About six months ago Mark did return home, although I could not understand why at the time. He wrote that a life of peaceful apathy was not for him, adding, "All things must pass, nothing lasts forever." Later on, I heard from a friend that he had terminal cancer. In the last picture I saw of him, the rock was a tiny and shrunken presence surrounded by his family. There was a Facebook posting from a friend who had visited him in the North Devon Hospice and today tributes to his passing. In the days to come, like most of those who pass, he will become a mere footnote but I promise to raise a glass to him from time to time.

It's hard to come to terms with the thoughts that come rushing in and the realization that the best die young and we are left with also-rans, although I know that's not true. At times my life seems fractured to a point of breaking but the everyday battles about finance and divorce and child visitation are clearly nothing in the great scheme of things where great men and women go to their maker by the hour. I was honored to know Mark and although my life can seem trite at times, I know it's not the case because I have love and she is my North, my South, my East and West.






Monday, October 12, 2015

Ethelred the Unready was Not Very Ready

Over the last few weeks blog neglect has set in which I know is regrettable for those of you who hang on my every last word. I know where you are and I assume you are in a phone box somewhere near here. Or maybe you are not because it's rather hard to find a phone box even in Britain where just a few are reserved for ceremonial purposes.

Americans are often rather fond of red phone boxes. They have probably seen those cute pictures of them outside museums or honeycomb villages in the Cotswolds.

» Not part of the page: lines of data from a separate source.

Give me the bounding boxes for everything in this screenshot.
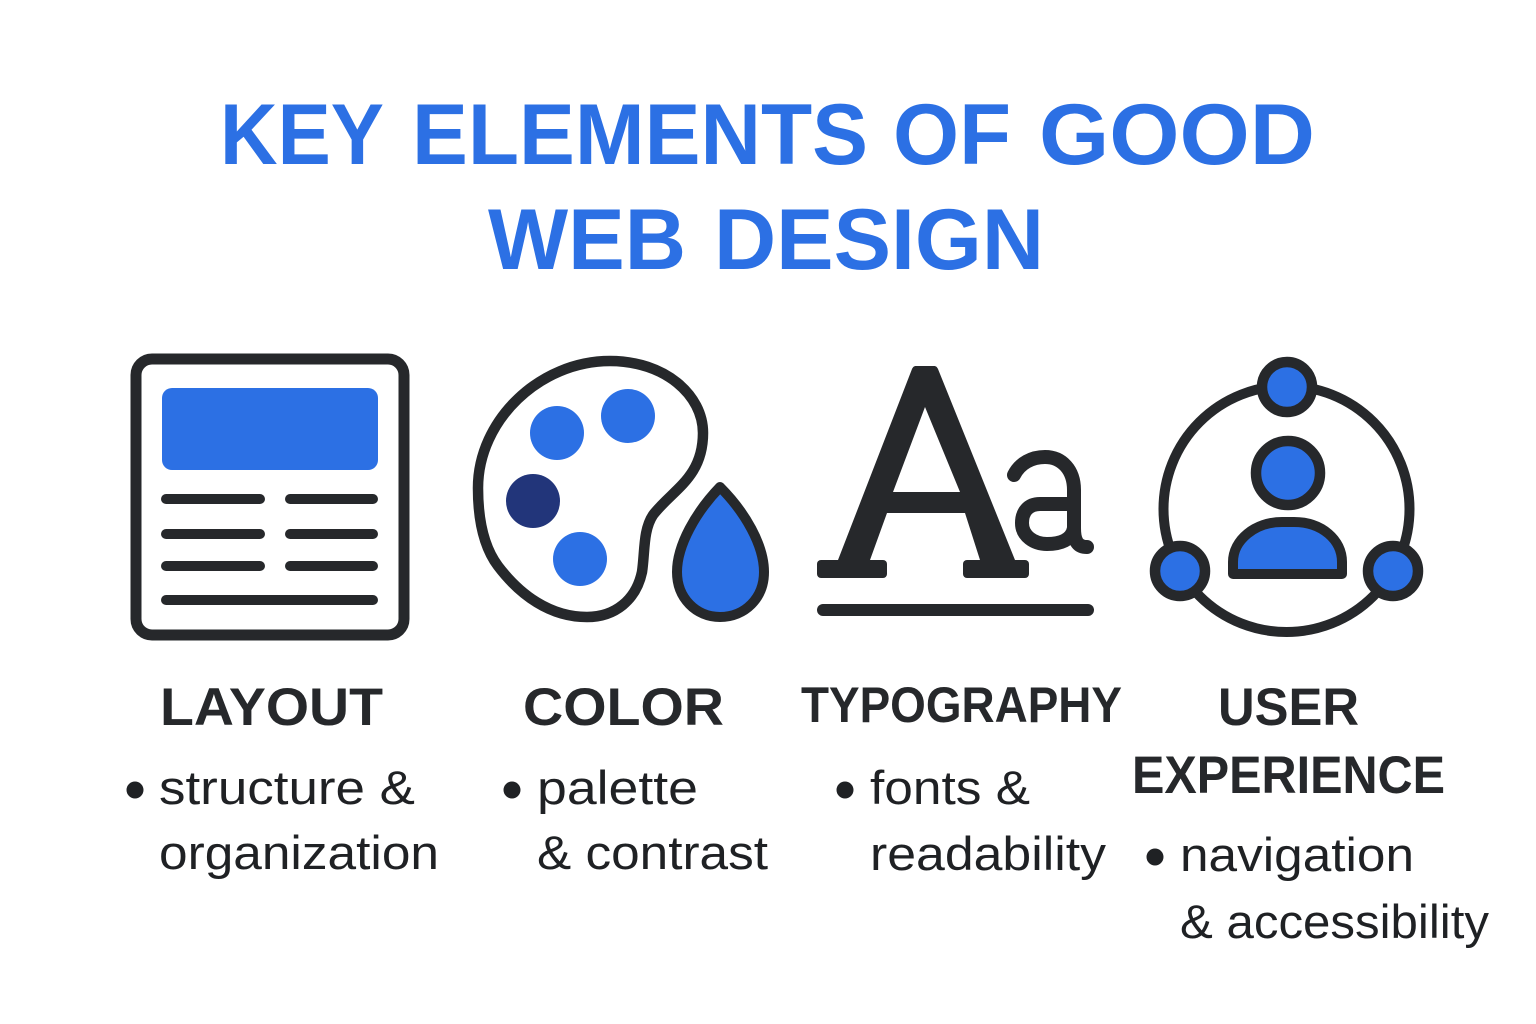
title: WEB <box>488 192 686 288</box>
text: typography description: readability <box>870 827 1107 880</box>
text: typography description <box>836 761 1107 880</box>
icon: typeface Aa <box>817 366 1094 616</box>
text: color description <box>504 761 768 879</box>
title: DESIGN <box>714 192 1044 288</box>
text: user experience description: & accessibility <box>1180 895 1490 948</box>
text: user experience description <box>1146 828 1490 948</box>
icon: palette and drop <box>478 361 764 617</box>
title <box>220 87 1315 288</box>
text: typography description: fonts & <box>870 761 1030 814</box>
text: color description: & contrast <box>537 826 768 879</box>
heading: user experience: EXPERIENCE <box>1132 746 1445 805</box>
title: GOOD <box>1039 87 1315 183</box>
panel: typography <box>801 366 1122 880</box>
icon: page layout <box>136 359 404 635</box>
title: ELEMENTS <box>412 87 868 183</box>
text: user experience description: navigation <box>1180 828 1414 881</box>
heading: color: COLOR <box>523 678 724 737</box>
panel: user experience <box>1132 362 1490 948</box>
title: KEY <box>220 87 384 183</box>
heading: layout: LAYOUT <box>160 678 383 737</box>
text: layout description: organization <box>159 826 439 879</box>
text: color description: palette <box>537 761 698 814</box>
panel: color <box>478 361 768 879</box>
heading: user experience <box>1132 678 1445 805</box>
panel: layout <box>126 359 439 879</box>
text: layout description <box>126 761 439 879</box>
text: layout description: structure & <box>159 761 415 814</box>
heading: user experience: USER <box>1218 678 1359 737</box>
icon: user network <box>1155 362 1418 632</box>
title: OF <box>893 87 1011 183</box>
heading: typography: TYPOGRAPHY <box>801 677 1122 733</box>
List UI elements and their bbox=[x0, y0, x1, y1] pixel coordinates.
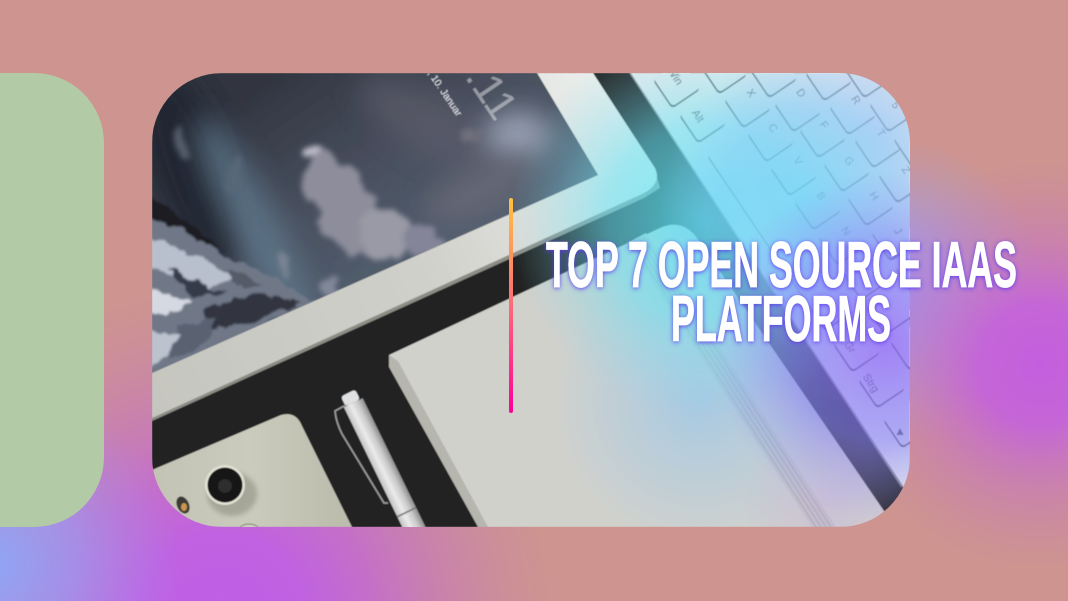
key labels: ▲ bbox=[894, 424, 906, 438]
phone flash bbox=[176, 496, 190, 514]
phone fingerprint sensor bbox=[238, 523, 260, 527]
key labels: Z bbox=[899, 164, 912, 177]
lock-screen clock: 7:11 bbox=[444, 36, 527, 128]
key labels: G bbox=[841, 154, 856, 168]
key labels: D bbox=[793, 87, 808, 100]
panel: rounded desk photo bbox=[152, 73, 910, 527]
key labels bbox=[664, 65, 912, 438]
key labels: 5 bbox=[889, 99, 902, 111]
smartphone bbox=[153, 413, 352, 527]
key labels: Alt bbox=[689, 108, 706, 125]
key labels: N bbox=[838, 225, 853, 238]
key labels: Gr bbox=[841, 339, 858, 356]
key labels: B bbox=[813, 190, 828, 203]
colour gradient overlay bbox=[520, 73, 910, 527]
clouds bbox=[171, 128, 482, 294]
snowy mountain bbox=[152, 197, 313, 372]
key labels: H bbox=[866, 190, 881, 203]
dark sky and light rays bbox=[152, 74, 564, 300]
key labels: F bbox=[817, 119, 830, 132]
key labels: T bbox=[874, 127, 887, 140]
key labels: Strg bbox=[860, 372, 881, 395]
title: PLATFORMS bbox=[671, 282, 891, 355]
title bbox=[546, 228, 1017, 355]
desk surface bbox=[152, 73, 910, 527]
key labels: V bbox=[790, 155, 805, 168]
tablet screen bbox=[152, 73, 598, 373]
lock-screen date: Mittwoch, 10. Januar bbox=[403, 36, 464, 119]
key labels: Win bbox=[664, 65, 685, 88]
key labels: R bbox=[848, 94, 863, 107]
phone camera bbox=[205, 465, 245, 505]
keyboard bbox=[629, 73, 910, 488]
key labels: C bbox=[765, 122, 780, 135]
tablet bbox=[152, 73, 660, 422]
panel: green side block bbox=[0, 73, 104, 527]
key labels: J bbox=[891, 226, 904, 237]
pen bbox=[333, 390, 426, 527]
notebook bbox=[389, 225, 895, 527]
keycaps bbox=[652, 45, 943, 449]
key labels: X bbox=[743, 87, 758, 100]
accent gradient bar bbox=[509, 198, 513, 413]
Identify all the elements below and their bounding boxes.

Having grown up with them I'm more cynical. Phone boxes were usually places of last resort. if you went into them you'd be hit by a pleasant aroma of cigarettes and pee. The phone book would invariably be ripped and the slot to put  your coins in jammed up with chewing gum. English phone boxes were never cute and they have now been rendered obsolete by cell phones.



One thing phone boxes have made me realize is we need to be ready for change. We need to be able to embrace tragedy and new love. Recently when my father was taken to hospital for a serious procedure that was rather too close to life or death than I care to think about, the reality of mortality hit me. Unlike most people I know, I have yet to lose an immediate member of my family and I am chronically unready in this regard. Fortunately the operation was successful.

All the time we see people around us who adapt well to change and those that don't. The British Monarchy may not be good for a lot beyond selling tabloids and cutting ribbons, but at least it had thousands of years of pedigree which provides us with a lot of examples of the human psyche in all of its flawed glory. I have always been fond of Etheldred II The Unready due to his inability to get his s.. together. Etheldred ruled from 979 to 1013 and had another stab from 1014 to 1016.

The Official Website of the British Monarchy points out Ethelred became the King of England at the age of seven at Corfe Castle in Dorset, following the murder of his half-brother Edward II by his own supporters. With supporters like that, who needs enemies. I digress.

Corfe Castle

Ethelred was known as Un-raed or "Unready" which meant he was unwise and had no counsel. At the time the Danes - who were clearly unlike the bicycle and peace-loving Danes of today - were in control of large chucks of the country. Their leader Cnut - a man who suffered much from his name being misspelled - was considerably more aggressive than the King and not best pleased by Ethelred's order to kill all Danes.

Ethelred then tried another tactic by giving the Danes a large amount of silver in the hope they would go away - a measure that was unsuccessful and was lambasted by the Anglo-Saxon Chronicle - the tabloid of the day.

In 1013 Ethelred did a runner to France when his throne was stolen by the powerful Viking Sweyn of Denmark. He returned to rule in 1014 but undermined his return by dying in 1016.

So ended a fairly inglorious and forgettable chapter which has something or other to do with adapting to change.